Case No: 2025FEB0004MER
Acquiring Undertaking: | Whale Rock Cement (Pty) Ltd | Date Received: | Monday, 17 Feb 2025 |
Target Undertaking: | Schwenk Namibia (Pty) Ltd | Determination: | Friday, 04 Jul 2025 |
Type of Merger: | Horizontal | Analyst: | - |
Description of Activities
Description: The Commission resolved to prohibit the acquisition by Whale Rock Cement (Proprietary) Limited of the entire issued share capital in SCHWENK Namibia (Proprietary) Limited from SCHWENK Zement International GmbH & Co. KG.
Acquiring group: The primary acquiring undertaking is Whale Rock Cement (Pty) Ltd., a private company incorporated in the Republic of Namibia.
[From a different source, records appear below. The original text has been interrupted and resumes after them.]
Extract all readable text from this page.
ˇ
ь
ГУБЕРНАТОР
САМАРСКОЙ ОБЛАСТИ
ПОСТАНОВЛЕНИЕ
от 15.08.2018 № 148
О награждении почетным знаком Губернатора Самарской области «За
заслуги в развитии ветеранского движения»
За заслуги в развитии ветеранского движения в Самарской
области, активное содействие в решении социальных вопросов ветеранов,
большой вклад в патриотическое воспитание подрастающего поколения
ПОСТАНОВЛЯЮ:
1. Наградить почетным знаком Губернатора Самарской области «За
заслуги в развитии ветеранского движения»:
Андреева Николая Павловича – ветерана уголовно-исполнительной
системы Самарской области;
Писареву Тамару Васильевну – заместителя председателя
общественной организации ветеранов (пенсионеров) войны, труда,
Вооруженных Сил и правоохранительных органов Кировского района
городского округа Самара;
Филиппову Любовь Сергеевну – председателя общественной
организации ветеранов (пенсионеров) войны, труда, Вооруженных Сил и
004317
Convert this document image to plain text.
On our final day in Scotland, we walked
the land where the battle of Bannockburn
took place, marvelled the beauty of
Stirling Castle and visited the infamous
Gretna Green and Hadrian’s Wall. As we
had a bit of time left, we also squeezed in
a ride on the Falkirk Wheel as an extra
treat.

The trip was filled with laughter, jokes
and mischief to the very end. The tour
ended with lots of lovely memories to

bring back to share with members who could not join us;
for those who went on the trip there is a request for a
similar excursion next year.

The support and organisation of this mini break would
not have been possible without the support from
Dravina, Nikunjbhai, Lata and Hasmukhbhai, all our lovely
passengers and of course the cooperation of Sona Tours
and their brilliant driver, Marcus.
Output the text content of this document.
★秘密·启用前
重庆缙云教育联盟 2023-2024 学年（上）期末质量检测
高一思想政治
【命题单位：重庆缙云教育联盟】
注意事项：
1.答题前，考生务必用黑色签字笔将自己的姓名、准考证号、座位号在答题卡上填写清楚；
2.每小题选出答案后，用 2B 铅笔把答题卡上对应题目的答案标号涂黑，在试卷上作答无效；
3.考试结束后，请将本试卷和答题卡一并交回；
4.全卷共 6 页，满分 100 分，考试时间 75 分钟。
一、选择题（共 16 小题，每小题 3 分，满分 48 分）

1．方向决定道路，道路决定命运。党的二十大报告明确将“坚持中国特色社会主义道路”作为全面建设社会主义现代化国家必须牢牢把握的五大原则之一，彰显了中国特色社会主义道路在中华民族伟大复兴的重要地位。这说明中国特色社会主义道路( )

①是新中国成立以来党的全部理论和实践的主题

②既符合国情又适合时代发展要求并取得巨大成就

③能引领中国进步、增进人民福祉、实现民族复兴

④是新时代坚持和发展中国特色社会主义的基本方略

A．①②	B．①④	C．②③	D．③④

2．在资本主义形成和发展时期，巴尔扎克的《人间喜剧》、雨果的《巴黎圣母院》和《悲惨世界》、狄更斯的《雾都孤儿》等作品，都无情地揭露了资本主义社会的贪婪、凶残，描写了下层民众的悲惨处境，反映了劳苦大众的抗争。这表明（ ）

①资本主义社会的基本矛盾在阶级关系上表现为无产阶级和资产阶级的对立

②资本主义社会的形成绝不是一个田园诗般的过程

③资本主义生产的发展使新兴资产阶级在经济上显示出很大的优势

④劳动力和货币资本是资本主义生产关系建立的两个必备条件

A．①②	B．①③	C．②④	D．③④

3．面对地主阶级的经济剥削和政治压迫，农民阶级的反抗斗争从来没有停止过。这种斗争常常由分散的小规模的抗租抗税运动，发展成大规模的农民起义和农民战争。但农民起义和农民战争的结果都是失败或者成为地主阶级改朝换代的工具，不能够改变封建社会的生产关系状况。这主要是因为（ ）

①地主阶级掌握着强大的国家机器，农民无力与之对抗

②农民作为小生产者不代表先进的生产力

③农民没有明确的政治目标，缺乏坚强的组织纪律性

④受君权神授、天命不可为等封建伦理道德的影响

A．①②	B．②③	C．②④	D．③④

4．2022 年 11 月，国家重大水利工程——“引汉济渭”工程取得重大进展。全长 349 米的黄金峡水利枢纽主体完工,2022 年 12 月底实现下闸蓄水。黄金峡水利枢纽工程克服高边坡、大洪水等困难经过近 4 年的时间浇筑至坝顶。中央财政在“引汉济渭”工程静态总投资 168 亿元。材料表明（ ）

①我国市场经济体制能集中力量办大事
It owns and operates a cement plant outside Otjiwarongo that produces cement under the brand “Cheetah Cement.”
Target undertaking: The primary target undertaking is Schwenk Namibia (Pty) Ltd., a private company incorporated in the Republic of Namibia. Its sole purpose and activity are to hold a controlling interest in the following entities in Namibia: Ohorongo Cement (Pty) Ltd., involved in the manufacturing and supply of cement under the brand “Ohorongo Cement,” and Energy for Future (Pty) Ltd., involved in the procuring of alternative energy sources through reducing scrub encroachment on farms in Namibia and turning the subsequent biomass into energy supply exclusively for Ohorongo Cement.
Merger Determination
The Commission’s decision is based on the grounds that the proposed merger is a move from a duopoly to a monopoly, with significant unilateral effects specifically but not limited to the removal of an effective competitor, the non-existence of countervailing buyer power, and a lack of import competition. The aforesaid is highly likely to render the merged undertaking market power, thereby significantly impeding effective competition by enabling the merged entity to act independently of market forces, with the likely outcome being higher prices, reduced output and quality, and limited choice for downstream customers with negative ripple effects on the entire value chain, including but not limited to increased cost of housing and infrastructural projects and the economy at large. Therefore, the transaction was found to be likely to substantially lessen or prevent competition in the relevant market. Further, the Secretariat is of the considered view that the implementation of the proposed merger is likely to lead to a negative effect on employment due to job overlaps. In addition to the likely anti-competitive effects of the merger, there is a real risk that post-merger strategies may be employed that diminish the fiscal contributions currently realized by the government, thus undermining public interest outcomes in the long term.